Table 1: Summary progress of the SE7 SEND Hampshire area Phase 2 workstreams
Workstream / Hampshire Area Lead / RAG status May 2013 / RAG status July 2013 / Reason for RAG status change /EHC needs assessment and plan / Hilary Robbins, County Services Manager HCC / Amber / Green / Ready to commence trial activity for Sept 2013
Personal Budgets / Kieran Lyons, Integrated Disability Manager, HCC / Amber / Amber
Local Offer
(Parent Partnership Service lead) / Tesni Mason, Parent Partnership Service, HCC / Amber / Amber
4 SE7 Regional Steering Group Update – 21 May 2013 meeting
Matters arising
Parent Carer Update (Carrie Britton):
· SE7 mapping exercise regarding engagements of forums with regional work.
· Refreshed representatives at regional subgroups and meetings.
· Collective feeling of pressure in keeping up with the pathfinder workload and developing the forums. Discussing how to manage things better.
· Sharon Smith identified that much of the current information regarding the pathfinder assumes prior knowledge. The SE7 Parent Carer Councils are looking at drawing up a Frequently Asked Questions (FAQs) sheet, a leaflet in basic language and simple terms and a Toolkit for forums to share information and resources to assist non Pathfinders as part of the Champion activity. Discussions are taking place regarding capacity and workload as it is essential to make best use of time. The increased pace of the Pathfinder must not let co-production slip from being the central ethos and revert back to ‘consultation type’ involvement.
SQW SE7 Evaluation Presentation
· The presentation will be sent to the Regional Steering Group. Please see the presentation for full detail of the evaluation findings. The information being shared today has been drawn from the headline findings from the Case Study work – comparing SE7 to the 10 national areas (two of which are SE7 so there is overlap). Research is still ‘in field’ so the full evaluation report will not be available until the July Steering Group meeting.
Discussion/Questions:
· Local Offer: areas have focused initially on SEN, but that is due to the change from the beginning of the pathfinder when Education, Social Care and Health were given equal weighting as partners. The Regulations are heavily education focused and the statutory obligation in that area means that is where the focus has been.
· Parent/Carers are more engaged and had operational influence but some reported more of a challenge being involved strategically and decisions being made outside of consultation.
· Challenge faced with the small sample size at each age group and the difficulty in using this learning to inform how to ‘scale up’ processes. It is important that the lessons learned about the length of time setting up new processes takes is given to non pathfinder areas. The DfE are looking at the format of the transitional arrangements that will be put in place.
· Cultural shift takes more time than process shift.
· Issue has been having to re-engineer new processes following the release of the draft Bill and regulations.

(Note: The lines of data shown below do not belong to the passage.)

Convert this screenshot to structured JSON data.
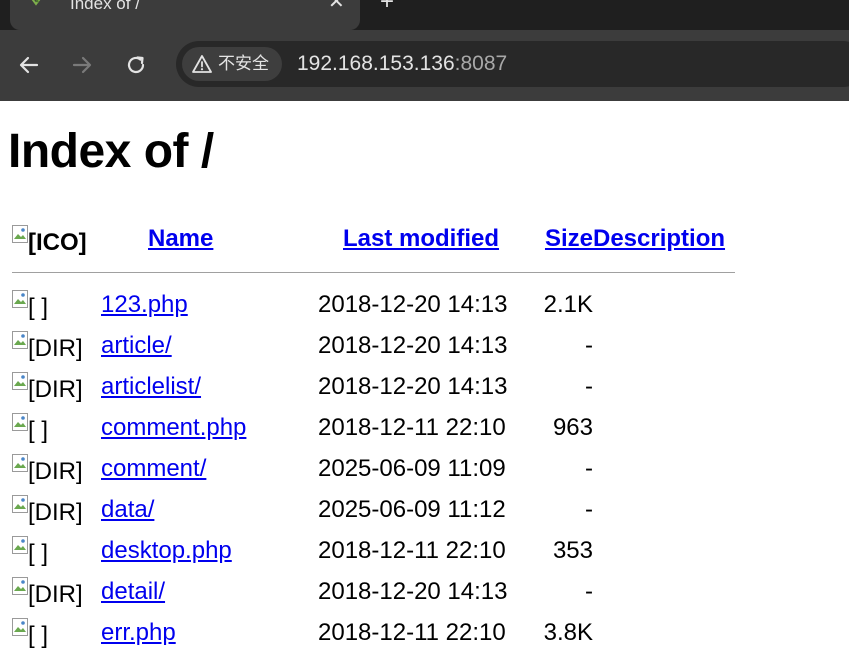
{
  "browser": {
    "tab": {
      "title": "Index of /",
      "close": "✕"
    },
    "new_tab": "+",
    "security_label": "不安全",
    "url_host": "192.168.153.136",
    "url_port": ":8087"
  },
  "page": {
    "heading": "Index of /",
    "columns": {
      "icon": "[ICO]",
      "name": "Name",
      "modified": "Last modified",
      "size": "Size",
      "description": "Description"
    },
    "entries": [
      {
        "alt": "[   ]",
        "name": "123.php",
        "modified": "2018-12-20 14:13",
        "size": "2.1K"
      },
      {
        "alt": "[DIR]",
        "name": "article/",
        "modified": "2018-12-20 14:13",
        "size": "-"
      },
      {
        "alt": "[DIR]",
        "name": "articlelist/",
        "modified": "2018-12-20 14:13",
        "size": "-"
      },
      {
        "alt": "[   ]",
        "name": "comment.php",
        "modified": "2018-12-11 22:10",
        "size": "963"
      },
      {
        "alt": "[DIR]",
        "name": "comment/",
        "modified": "2025-06-09 11:09",
        "size": "-"
      },
      {
        "alt": "[DIR]",
        "name": "data/",
        "modified": "2025-06-09 11:12",
        "size": "-"
      },
      {
        "alt": "[   ]",
        "name": "desktop.php",
        "modified": "2018-12-11 22:10",
        "size": "353"
      },
      {
        "alt": "[DIR]",
        "name": "detail/",
        "modified": "2018-12-20 14:13",
        "size": "-"
      },
      {
        "alt": "[   ]",
        "name": "err.php",
        "modified": "2018-12-11 22:10",
        "size": "3.8K"
      }
    ]
  },
  "colors": {
    "link": "#0000ee",
    "chrome_dark": "#1f1f1f",
    "chrome_toolbar": "#3c3c3c",
    "omnibox": "#282828"
  }
}
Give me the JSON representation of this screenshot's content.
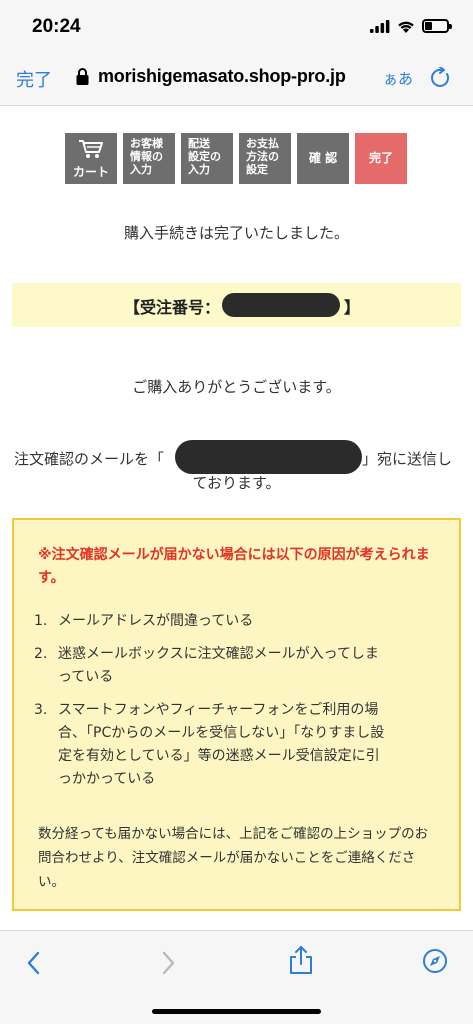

· The DfE will amend the indicative regulations and the code as more detail is received. Very important to get feedback from pathfinders to those writing the Code, Regulations etc. However, they do use the feedback and this does mean that changes are happening.
· Concern that initially reforms were sold as ‘innovation’ but now looking like a change programme.
· Some Pathfinders used this opportunity as a change programme re process. However, although they have achieved that aim, culturally there is still tension and disputes. The approach used by SE7 took 18 months to develop a collective approach but much better longevity as a result.
· Key/link worker – with the role of single point of contact – highlighted as very important to families.
· There is more evidence of co-ordinated assessments across SE7 than nationally.
· Explicit guidance/structured discussion questions provided for ‘keyworkers’ produced better quality assessments/reports that stand up to scrutiny. [Lynn Mead question here – key workers vs key working approaches?]
· There appears to be evidence of co-ordination of assessments rather than integrated assessments – is there any evidence regarding where integration is working well?